Scrosci e applausi che s’avvampavano come un astro che esplode nell’universo.

Il palcoscenico si stava animando al suon della mia musica, il mio piano materializzava onde sonore che in volute rapidissime verso l’alto in picchiata investivano gli astanti, mentre la cantante aveva lanciato i suoi virtuosismi da delicatamente far vibrare il cristallo dei bicchieri colmi di Ferrari.

In quell’istante nulla più aveva più ragione di esistere se non raggiungere con il mio pensiero il segreto della sua composizione.

Volutamente avevo lasciato quel frammento alla conclusione di tutta l’opera, volutamente dico nonostante il blocco che ebbi durante un periodo triste della mia vita.
Non contemplo nulla se non quelle immagini di alcuni anni addietro, quando seduto davanti al mio piano, disposto nel patio all’aperto fra il fragore della bassa marea e i versi dei gabbiani che rincorrevano i pescherecci in transito.
Fogli di carta straccia che svolazzavano in aria nervosamente, le mie mani battevano pesantemente sui tasti senza che frasi musicali di senso compiuto riuscissero a macchiare seppur con geroglifici strambi, le righe dei pentagrammi.
Come Puccini con la Turandot, prima che il Nessun dorma entrasse nell’anima.
Un do 5 e ci metto anche la diminuita eccedente, un la minore e ci aggiungo anche la sesta e i primi due gradi li abbiamo compiuti. Adesso il quarto, un fa minore settimo...
"Gran Dio. Che faccio jazz, adesso?" - mi rimbrottava adesso.
Ripresi i primi due gradi, e rimasi con la pressione delle dieci dita, pigio il pedale del sustain e chiusi gli occhi per sentirne l’effetto prolungato. Quel suono che tendeva allo smorzamento ma che rimaneva ancora in onda: lasciai il pedale, ancora il capo levato verso l’alto, il cielo sempre più azzurro che si fondeva con la musica mentre io faticavo ad essere partecipe di quel prodigio.
Fu un attimo: non ebbi requie per i successivi dieci minuti. Le mie mani percuotevano le corde, sembrava che il piano provasse un forte tremore a tutto quello che stava per compiersi.
Mi fermai, avevo il il battito accelerato, i capelli in avanti che mi ciondolavano coprendomi la visuale.
"Il finale, il finale..."
Come Puccini ancora. Ma il peggio doveva ancora venire! E il peggio era la lirica, un faro sconosciuto e ignoto, avevo licenziato i librettisti, mi reputavo un poeta anche, ma adesso?

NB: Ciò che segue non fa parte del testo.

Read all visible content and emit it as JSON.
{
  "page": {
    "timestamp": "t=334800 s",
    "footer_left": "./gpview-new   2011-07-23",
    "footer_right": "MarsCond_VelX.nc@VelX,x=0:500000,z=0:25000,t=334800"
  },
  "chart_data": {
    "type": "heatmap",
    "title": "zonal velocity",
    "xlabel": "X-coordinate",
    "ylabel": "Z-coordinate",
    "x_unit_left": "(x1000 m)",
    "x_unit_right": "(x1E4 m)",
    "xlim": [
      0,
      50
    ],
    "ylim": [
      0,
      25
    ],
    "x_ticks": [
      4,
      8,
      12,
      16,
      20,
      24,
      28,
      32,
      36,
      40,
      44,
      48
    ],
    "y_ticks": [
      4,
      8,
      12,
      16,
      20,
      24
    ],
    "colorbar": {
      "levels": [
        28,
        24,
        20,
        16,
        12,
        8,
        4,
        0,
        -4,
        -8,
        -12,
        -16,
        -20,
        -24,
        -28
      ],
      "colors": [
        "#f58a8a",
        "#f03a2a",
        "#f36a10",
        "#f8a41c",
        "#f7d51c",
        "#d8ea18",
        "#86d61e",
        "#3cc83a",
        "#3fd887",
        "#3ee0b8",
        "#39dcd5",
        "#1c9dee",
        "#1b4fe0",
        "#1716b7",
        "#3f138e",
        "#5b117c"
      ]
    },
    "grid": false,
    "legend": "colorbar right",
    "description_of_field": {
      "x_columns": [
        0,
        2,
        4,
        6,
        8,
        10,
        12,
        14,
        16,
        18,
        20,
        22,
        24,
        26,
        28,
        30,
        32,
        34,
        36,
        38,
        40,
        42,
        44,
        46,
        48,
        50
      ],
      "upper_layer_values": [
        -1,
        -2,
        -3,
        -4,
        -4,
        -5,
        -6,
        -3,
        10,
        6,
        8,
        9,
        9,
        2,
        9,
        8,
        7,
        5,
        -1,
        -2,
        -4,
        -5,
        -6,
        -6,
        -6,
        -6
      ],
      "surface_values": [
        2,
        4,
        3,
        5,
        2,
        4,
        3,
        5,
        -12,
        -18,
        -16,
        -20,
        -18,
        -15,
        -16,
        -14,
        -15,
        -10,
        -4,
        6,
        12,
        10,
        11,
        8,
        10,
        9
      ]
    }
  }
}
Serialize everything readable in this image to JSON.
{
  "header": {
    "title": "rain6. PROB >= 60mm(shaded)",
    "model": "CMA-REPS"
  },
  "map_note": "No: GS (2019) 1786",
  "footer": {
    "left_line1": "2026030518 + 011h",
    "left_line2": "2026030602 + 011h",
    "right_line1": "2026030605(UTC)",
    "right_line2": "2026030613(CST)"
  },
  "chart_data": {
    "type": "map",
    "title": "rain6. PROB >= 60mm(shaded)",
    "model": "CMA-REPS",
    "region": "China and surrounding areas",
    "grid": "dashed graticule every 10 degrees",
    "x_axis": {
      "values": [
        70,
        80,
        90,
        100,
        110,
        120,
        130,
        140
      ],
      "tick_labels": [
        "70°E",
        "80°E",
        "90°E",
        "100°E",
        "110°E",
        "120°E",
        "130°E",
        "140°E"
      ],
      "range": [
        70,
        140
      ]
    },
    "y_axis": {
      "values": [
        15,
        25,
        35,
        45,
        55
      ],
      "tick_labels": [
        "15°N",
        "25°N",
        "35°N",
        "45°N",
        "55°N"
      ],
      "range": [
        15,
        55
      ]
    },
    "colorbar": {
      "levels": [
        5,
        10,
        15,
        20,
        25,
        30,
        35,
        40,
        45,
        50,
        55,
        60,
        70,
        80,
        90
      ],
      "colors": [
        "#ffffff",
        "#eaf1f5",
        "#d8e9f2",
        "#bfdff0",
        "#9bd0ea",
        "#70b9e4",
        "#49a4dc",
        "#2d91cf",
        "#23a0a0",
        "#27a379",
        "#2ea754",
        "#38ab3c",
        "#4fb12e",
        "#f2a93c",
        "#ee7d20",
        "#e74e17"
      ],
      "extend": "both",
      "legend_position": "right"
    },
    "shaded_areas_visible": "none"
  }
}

Scioglimi gli ardenti desideri
o alma mia
affinché la lama di Achille trova riposo
fra le profondità del mio amore
che si solleva in una nube di sospiri

Posso ambire alla tua deità
o alma mia
verso emisferi che mi portano a te
seppur lontano
vivimi attraverso il canto mio
di cui musici non potranno descrivere
siffatte note in bellezza e nobiltà.

Mi girai e mi voltai come destatomi da un sogno notturno: da dove proveniva quella voce melodiosa? sembrava dall’alto. No, veniva dal basso, dalla spiaggia, fra la bassa marea che baciava la sabbia dorata, avevo scorto delle orme che avevano misurato in lungo la riva.

Non riuscii a contenere il fuoco che divampava in me: un folle ero, come roso da una febbre improvvisa incominciai a musicare senza un attimo di sosta, con lo sguardo diretto verso la spiaggia, verso la marea, verso la schiuma che accarezzava ogni parola che mi giungeva.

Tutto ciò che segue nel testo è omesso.